I think (I am not willing to investigate far enough to be certain) that more than half of my paying subscribers to this newsletter are based in America. This speaks, firstly, to the enormous generosity of the American people (not to mention their GDP). But, secondly, it stands to reason that they (which is to say you) might not know what’s going on here in the UK, with what we might call The Great Channel 4 Kerfuffle.
You might, indeed, not even know what Channel 4 is. I wouldn’t blame you; many people involved in this debate here in the UK don’t seem to know what it is. At its most simple level, it provided a fourth TV service here in the UK: slots 1 and 2 were occupied by the taxpayer-funded BBC, and the third slot by privately owned and operated ITV, which launched in 1955. In 1982 it was, apparently, decided that these three channels allow could not meet the huge appetites of Britain’s TV-watching public, and so a fourth channel emerged.
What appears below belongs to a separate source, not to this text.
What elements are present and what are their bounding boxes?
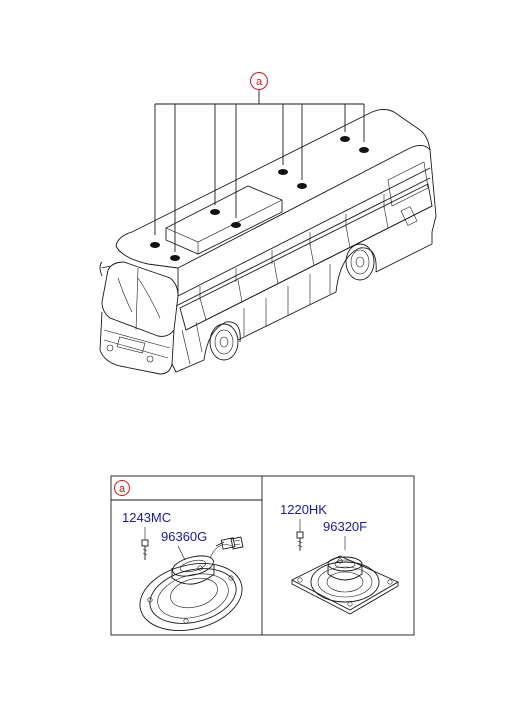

Channel 4 is a commercial channel, funded by advertising against its content. But it is owned (at least currently) but the Channel Four Television Corporation, a government entity created to facilitate the launch of the channel. As such, it has a slightly uneasy identity: it feels more private-sector than its competitors at the BBC, but is still bound by the rules of a state-owned broadcaster. Anyhow, that’s the basics on the organisation that, last week, Culture Secretary, and known village idiot, Nadine Dorries put up for sale.